Örnek olarak 600.000 liralık bir ev için oranlar aşağıdaki gibi çıkacaktır.
-3.000 TL geliri olan 666 ay (55.5 yıl)
-5.000 TL geliri olan 400 ay (33.3 yıl)
-10.000 TL geliri olan 200 ay (16.6 yıl)
Günümüzde özel mülkiyet kavramının en temel basamağı olarak barınma ihtiyacını ele alabiliriz. Barınma ihtiyacını gidermek içinde insanların “konut” gereksinimleri hayati değerdedir. Özellikle ülkemizde insanların yaşam boyu en önemli amaçları istedikleri gibi bir konut sahibi olabilme arzusuyla geçmektedir. Bizim çalışmamızın amacı ise insanların bu en temel ihtiyacı için harcamak zorunda kaldıkları süreyi hesaplama isteğidir. Bu konuda ülkemiz genelinde yaptığım araştırmalarda yapılmış geniş çaplı araştırmalara rastlamadım. Fakat yurtdışında özellikle Amerika da bu konuda çok detaylı çalışmalar mevcut. Çünkü bu oranın sosyolojik, ekonomik, siyasi boyutları incelenmekte. Örneğin mortgage krizi ve bu oran üzerine çalışmalar görmekteyiz. Oranın mortgage krizinin geldiğini gösterdiğini görmekteyiz.
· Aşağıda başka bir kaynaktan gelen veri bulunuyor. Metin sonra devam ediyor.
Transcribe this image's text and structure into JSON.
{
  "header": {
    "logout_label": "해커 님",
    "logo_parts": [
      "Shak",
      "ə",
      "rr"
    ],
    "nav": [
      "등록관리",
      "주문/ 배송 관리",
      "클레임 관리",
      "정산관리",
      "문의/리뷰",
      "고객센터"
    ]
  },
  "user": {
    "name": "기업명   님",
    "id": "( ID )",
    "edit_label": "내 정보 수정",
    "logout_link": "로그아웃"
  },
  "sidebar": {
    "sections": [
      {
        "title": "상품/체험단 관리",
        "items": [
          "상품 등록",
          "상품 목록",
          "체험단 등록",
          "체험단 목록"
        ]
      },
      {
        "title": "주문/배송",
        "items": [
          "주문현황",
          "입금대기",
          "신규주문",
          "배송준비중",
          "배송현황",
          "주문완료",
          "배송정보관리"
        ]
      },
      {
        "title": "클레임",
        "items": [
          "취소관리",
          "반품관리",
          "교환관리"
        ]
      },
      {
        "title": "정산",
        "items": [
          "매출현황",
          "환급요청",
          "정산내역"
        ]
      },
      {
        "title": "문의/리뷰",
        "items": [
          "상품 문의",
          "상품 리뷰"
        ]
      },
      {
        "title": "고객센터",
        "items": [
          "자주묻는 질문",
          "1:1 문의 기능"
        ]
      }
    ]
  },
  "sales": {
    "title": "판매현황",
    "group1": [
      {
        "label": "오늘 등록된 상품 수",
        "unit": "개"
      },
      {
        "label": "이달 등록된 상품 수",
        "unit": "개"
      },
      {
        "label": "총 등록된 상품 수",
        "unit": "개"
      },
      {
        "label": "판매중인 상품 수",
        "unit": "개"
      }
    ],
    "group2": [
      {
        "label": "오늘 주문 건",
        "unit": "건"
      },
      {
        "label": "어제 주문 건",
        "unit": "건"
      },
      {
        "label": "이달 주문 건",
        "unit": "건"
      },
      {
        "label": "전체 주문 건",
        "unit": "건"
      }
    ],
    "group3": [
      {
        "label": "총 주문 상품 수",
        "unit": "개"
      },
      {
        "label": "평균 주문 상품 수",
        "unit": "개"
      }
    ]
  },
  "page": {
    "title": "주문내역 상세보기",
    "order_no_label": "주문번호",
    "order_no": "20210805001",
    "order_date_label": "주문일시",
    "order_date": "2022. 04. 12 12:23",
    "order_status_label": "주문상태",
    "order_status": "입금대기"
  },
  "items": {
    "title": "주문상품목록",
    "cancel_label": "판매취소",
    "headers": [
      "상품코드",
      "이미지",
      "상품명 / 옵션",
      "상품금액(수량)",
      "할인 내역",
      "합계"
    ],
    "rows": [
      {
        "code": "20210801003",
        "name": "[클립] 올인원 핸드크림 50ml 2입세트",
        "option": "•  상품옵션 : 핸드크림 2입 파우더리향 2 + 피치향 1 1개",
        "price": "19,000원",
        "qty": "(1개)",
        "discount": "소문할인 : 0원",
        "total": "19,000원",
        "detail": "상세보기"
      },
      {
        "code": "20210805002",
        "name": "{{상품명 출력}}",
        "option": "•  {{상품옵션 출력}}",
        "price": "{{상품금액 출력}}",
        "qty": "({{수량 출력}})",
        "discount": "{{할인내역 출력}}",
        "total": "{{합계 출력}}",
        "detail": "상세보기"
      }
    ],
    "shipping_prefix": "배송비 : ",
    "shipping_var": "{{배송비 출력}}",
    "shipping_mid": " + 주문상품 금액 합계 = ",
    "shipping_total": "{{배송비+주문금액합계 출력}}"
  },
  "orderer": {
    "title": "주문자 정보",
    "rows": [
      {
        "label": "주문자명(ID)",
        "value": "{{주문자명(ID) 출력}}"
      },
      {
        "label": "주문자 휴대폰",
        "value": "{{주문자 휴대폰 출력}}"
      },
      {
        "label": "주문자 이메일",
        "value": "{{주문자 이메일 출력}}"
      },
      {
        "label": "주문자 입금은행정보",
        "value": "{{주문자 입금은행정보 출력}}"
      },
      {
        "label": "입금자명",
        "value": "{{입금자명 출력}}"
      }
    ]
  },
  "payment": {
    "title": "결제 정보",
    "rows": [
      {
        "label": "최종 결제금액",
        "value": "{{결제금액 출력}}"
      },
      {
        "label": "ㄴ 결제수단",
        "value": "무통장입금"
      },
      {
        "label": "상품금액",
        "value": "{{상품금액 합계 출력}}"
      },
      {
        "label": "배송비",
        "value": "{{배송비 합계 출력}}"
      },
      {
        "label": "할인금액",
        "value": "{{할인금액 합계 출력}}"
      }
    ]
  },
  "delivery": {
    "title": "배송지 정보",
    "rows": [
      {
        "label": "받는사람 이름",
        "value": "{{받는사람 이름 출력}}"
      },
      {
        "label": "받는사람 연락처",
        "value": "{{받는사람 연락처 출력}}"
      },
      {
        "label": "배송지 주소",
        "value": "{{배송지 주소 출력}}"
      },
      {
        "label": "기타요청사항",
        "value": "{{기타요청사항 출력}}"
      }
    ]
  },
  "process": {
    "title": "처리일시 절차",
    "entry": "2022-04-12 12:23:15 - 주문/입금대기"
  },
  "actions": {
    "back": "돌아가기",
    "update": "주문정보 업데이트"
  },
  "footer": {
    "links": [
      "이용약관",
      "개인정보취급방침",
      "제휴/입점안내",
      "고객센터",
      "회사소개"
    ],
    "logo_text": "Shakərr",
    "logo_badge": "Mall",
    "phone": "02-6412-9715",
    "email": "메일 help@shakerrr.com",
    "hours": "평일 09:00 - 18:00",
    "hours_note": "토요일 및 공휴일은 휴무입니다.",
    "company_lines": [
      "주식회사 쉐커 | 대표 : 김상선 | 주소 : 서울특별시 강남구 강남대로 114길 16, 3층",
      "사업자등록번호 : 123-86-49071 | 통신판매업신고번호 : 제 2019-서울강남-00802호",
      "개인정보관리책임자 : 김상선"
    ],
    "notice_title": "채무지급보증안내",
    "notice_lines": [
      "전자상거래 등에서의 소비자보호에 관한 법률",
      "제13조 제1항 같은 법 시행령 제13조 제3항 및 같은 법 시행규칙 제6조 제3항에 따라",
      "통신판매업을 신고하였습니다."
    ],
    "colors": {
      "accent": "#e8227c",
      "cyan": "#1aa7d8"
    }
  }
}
Ülkemizde bizim basit çapta yaptığımız inceleme insanların en temel ihtiyaçlarından olan barınma ihtiyacını karşılayacağı eve sahip olmak için nerdeyse tüm ömürlerini harcadığını göstermekte. Evin yanına bir de araba alınmak istediğinde emekli olana kadar çalışmak zorunda kalmaktalar. Bu nedenle ilk kez ev sahibi olacak kişilere yönelik Anayasa içerisinde belirtilen "sosyal devlet" olmanın bir gereği olarak çeşitli düzenlemeler ile yardımcı olunmalıdır. Çünkü sadece sosyal devlet olmanın gereği değil insanların ev sahibi olarak kendilerini güvende hissetmelerinin toplumsal etkileri toplum yaşamı açısından etkili olacaktır.